We had already eaten a lot that day and I could barely finish the three cow's cheeses on the plate (of course I tasted all the others as well). It doesn't look like much, but with all that milk in me I was full to bursting. J decided to try one of the desserts, Rhubarb Snow with Violets. I was intrigued as to what this would be, and it looked gorgeous. It was basically a granita - shaved ice with sugar and flavourings. Despite the bright pink colour it didn't taste all that much like rhubarb. The highlight was the sugared violets. They were crunchy, sweet and like nothing we'd eaten before.   

Although we didn't sample the other food at Meierei, given the cheese and milk offerings I'm sure it's good. When we are next in Vienna I hope we can visit this place again. The temptation of amazing cheese and milk plus a beautiful location is a winner. 

Meierei im Stadtpark
Am Heumarkt 2A, A-1030 Wien



The Celiac Husband said...

What a place.
I haven't visited Steirereck since their move a few years back.
Great to see pictures from back home.
The cheese plate looks amazing.

Marianne and Charles said...

Wow, what an amazing place. The presentation of that cheese plate looks fantastic and is so pleasing to the eye.

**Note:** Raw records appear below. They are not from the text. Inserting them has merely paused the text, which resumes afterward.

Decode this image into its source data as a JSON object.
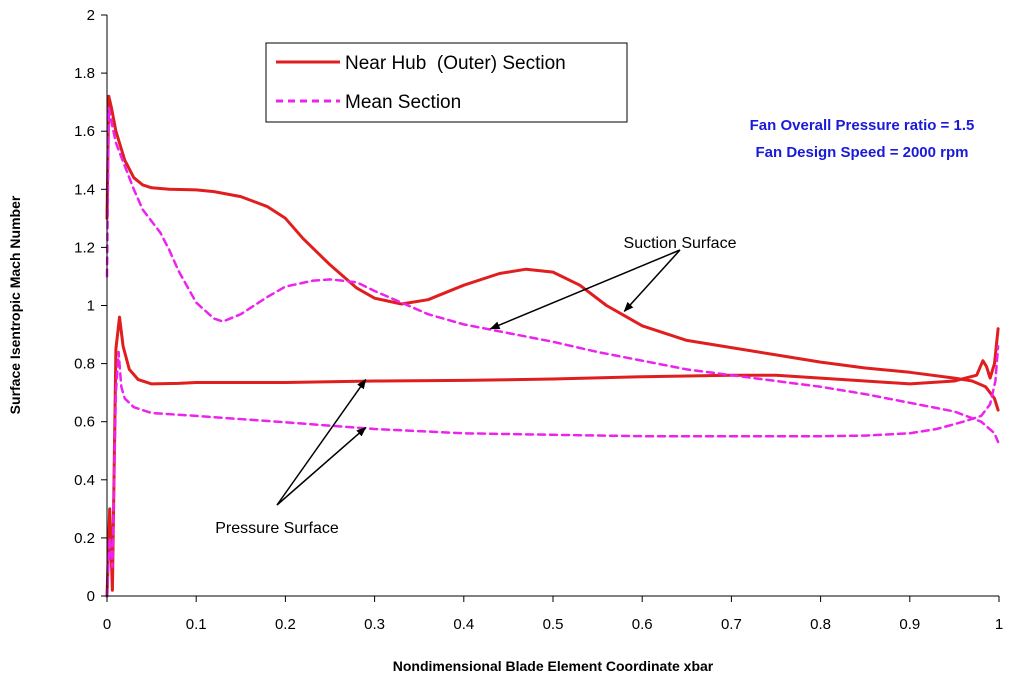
{
  "colors": {
    "hub": "#e01e1e",
    "mean": "#ee22ee",
    "info": "#1a1ad9",
    "axis": "#000000"
  },
  "chart_data": {
    "type": "line",
    "xlabel": "Nondimensional Blade Element Coordinate xbar",
    "ylabel": "Surface Isentropic Mach Number",
    "xlim": [
      0,
      1
    ],
    "ylim": [
      0,
      2
    ],
    "xticks": [
      "0",
      "0.1",
      "0.2",
      "0.3",
      "0.4",
      "0.5",
      "0.6",
      "0.7",
      "0.8",
      "0.9",
      "1"
    ],
    "yticks": [
      "0",
      "0.2",
      "0.4",
      "0.6",
      "0.8",
      "1",
      "1.2",
      "1.4",
      "1.6",
      "1.8",
      "2"
    ],
    "grid": false,
    "legend_position": "top-center",
    "series": [
      {
        "name": "Near Hub  (Outer) Section",
        "style": "solid",
        "color": "#e01e1e",
        "surfaces": [
          {
            "surface": "suction",
            "points": [
              [
                0.0,
                1.3
              ],
              [
                0.002,
                1.72
              ],
              [
                0.005,
                1.68
              ],
              [
                0.01,
                1.6
              ],
              [
                0.02,
                1.5
              ],
              [
                0.03,
                1.44
              ],
              [
                0.04,
                1.415
              ],
              [
                0.05,
                1.405
              ],
              [
                0.07,
                1.4
              ],
              [
                0.1,
                1.398
              ],
              [
                0.12,
                1.392
              ],
              [
                0.15,
                1.375
              ],
              [
                0.18,
                1.34
              ],
              [
                0.2,
                1.3
              ],
              [
                0.22,
                1.23
              ],
              [
                0.25,
                1.14
              ],
              [
                0.28,
                1.06
              ],
              [
                0.3,
                1.025
              ],
              [
                0.33,
                1.005
              ],
              [
                0.36,
                1.02
              ],
              [
                0.4,
                1.07
              ],
              [
                0.44,
                1.11
              ],
              [
                0.47,
                1.125
              ],
              [
                0.5,
                1.115
              ],
              [
                0.53,
                1.07
              ],
              [
                0.56,
                1.0
              ],
              [
                0.6,
                0.93
              ],
              [
                0.65,
                0.88
              ],
              [
                0.7,
                0.855
              ],
              [
                0.75,
                0.83
              ],
              [
                0.8,
                0.805
              ],
              [
                0.85,
                0.785
              ],
              [
                0.9,
                0.77
              ],
              [
                0.95,
                0.75
              ],
              [
                0.97,
                0.74
              ],
              [
                0.985,
                0.72
              ],
              [
                0.995,
                0.68
              ],
              [
                0.999,
                0.64
              ]
            ]
          },
          {
            "surface": "pressure",
            "points": [
              [
                0.0,
                0.0
              ],
              [
                0.003,
                0.3
              ],
              [
                0.006,
                0.02
              ],
              [
                0.01,
                0.85
              ],
              [
                0.014,
                0.96
              ],
              [
                0.018,
                0.86
              ],
              [
                0.025,
                0.78
              ],
              [
                0.035,
                0.745
              ],
              [
                0.05,
                0.73
              ],
              [
                0.08,
                0.732
              ],
              [
                0.1,
                0.735
              ],
              [
                0.2,
                0.735
              ],
              [
                0.3,
                0.74
              ],
              [
                0.4,
                0.742
              ],
              [
                0.5,
                0.747
              ],
              [
                0.6,
                0.755
              ],
              [
                0.7,
                0.76
              ],
              [
                0.75,
                0.76
              ],
              [
                0.8,
                0.75
              ],
              [
                0.85,
                0.74
              ],
              [
                0.9,
                0.73
              ],
              [
                0.95,
                0.74
              ],
              [
                0.975,
                0.76
              ],
              [
                0.982,
                0.81
              ],
              [
                0.986,
                0.79
              ],
              [
                0.99,
                0.75
              ],
              [
                0.995,
                0.8
              ],
              [
                0.999,
                0.92
              ]
            ]
          }
        ]
      },
      {
        "name": "Mean Section",
        "style": "dashed",
        "color": "#ee22ee",
        "surfaces": [
          {
            "surface": "suction",
            "points": [
              [
                0.0,
                1.1
              ],
              [
                0.002,
                1.68
              ],
              [
                0.005,
                1.63
              ],
              [
                0.01,
                1.56
              ],
              [
                0.02,
                1.48
              ],
              [
                0.03,
                1.4
              ],
              [
                0.04,
                1.33
              ],
              [
                0.05,
                1.29
              ],
              [
                0.06,
                1.25
              ],
              [
                0.07,
                1.19
              ],
              [
                0.08,
                1.12
              ],
              [
                0.1,
                1.01
              ],
              [
                0.12,
                0.955
              ],
              [
                0.13,
                0.945
              ],
              [
                0.15,
                0.97
              ],
              [
                0.18,
                1.03
              ],
              [
                0.2,
                1.065
              ],
              [
                0.23,
                1.085
              ],
              [
                0.25,
                1.09
              ],
              [
                0.28,
                1.08
              ],
              [
                0.3,
                1.05
              ],
              [
                0.33,
                1.01
              ],
              [
                0.36,
                0.97
              ],
              [
                0.4,
                0.935
              ],
              [
                0.45,
                0.905
              ],
              [
                0.5,
                0.875
              ],
              [
                0.55,
                0.84
              ],
              [
                0.6,
                0.81
              ],
              [
                0.65,
                0.78
              ],
              [
                0.7,
                0.76
              ],
              [
                0.75,
                0.74
              ],
              [
                0.8,
                0.72
              ],
              [
                0.85,
                0.695
              ],
              [
                0.9,
                0.665
              ],
              [
                0.95,
                0.635
              ],
              [
                0.98,
                0.6
              ],
              [
                0.995,
                0.56
              ],
              [
                0.999,
                0.53
              ]
            ]
          },
          {
            "surface": "pressure",
            "points": [
              [
                0.0,
                0.0
              ],
              [
                0.003,
                0.2
              ],
              [
                0.006,
                0.1
              ],
              [
                0.01,
                0.7
              ],
              [
                0.013,
                0.84
              ],
              [
                0.016,
                0.72
              ],
              [
                0.02,
                0.68
              ],
              [
                0.03,
                0.65
              ],
              [
                0.05,
                0.63
              ],
              [
                0.1,
                0.62
              ],
              [
                0.2,
                0.598
              ],
              [
                0.3,
                0.575
              ],
              [
                0.4,
                0.56
              ],
              [
                0.5,
                0.555
              ],
              [
                0.6,
                0.55
              ],
              [
                0.7,
                0.55
              ],
              [
                0.8,
                0.55
              ],
              [
                0.85,
                0.552
              ],
              [
                0.9,
                0.56
              ],
              [
                0.93,
                0.575
              ],
              [
                0.96,
                0.6
              ],
              [
                0.98,
                0.62
              ],
              [
                0.99,
                0.66
              ],
              [
                0.996,
                0.74
              ],
              [
                0.999,
                0.86
              ]
            ]
          }
        ]
      }
    ],
    "annotations": [
      {
        "text": "Suction Surface",
        "arrows_to": [
          [
            0.43,
            0.92
          ],
          [
            0.58,
            0.98
          ]
        ]
      },
      {
        "text": "Pressure Surface",
        "arrows_to": [
          [
            0.29,
            0.745
          ],
          [
            0.29,
            0.58
          ]
        ]
      }
    ],
    "info_lines": [
      "Fan Overall Pressure ratio = 1.5",
      "Fan Design Speed = 2000 rpm"
    ]
  }
}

The popsicle hot chocolate sounds so fantastic! What a great idea. And so perfect with orange and ginger. If I get to Vienna, this place is certainly on the list. Thanks for the post, Isabelle. Can't wait for more.

Marfa said...

I love milk. We have a cow share and get a gallon of raw milk from a local farmer every Friday. Was the milk there pasteurized and homogenized...are there laws about that in Europe like in the US? The warm milk with cardamom sounds divine...and the cheese sampling! I like to eat brie with jam...

Court said...

Yummy cheese plate picture!

Anonymous said...

I know this is old, but came across it looking for a source of raw milk in Vienna.
We lived three years in Kyrgyzstan where mare's (horse's) milk is a staple. And actually it's really the closest to human breast milk. But it has a tang and a sort of almost fizziness to it. At the time, my 2 year-old really loved it and had it milked for her on the spot quite often!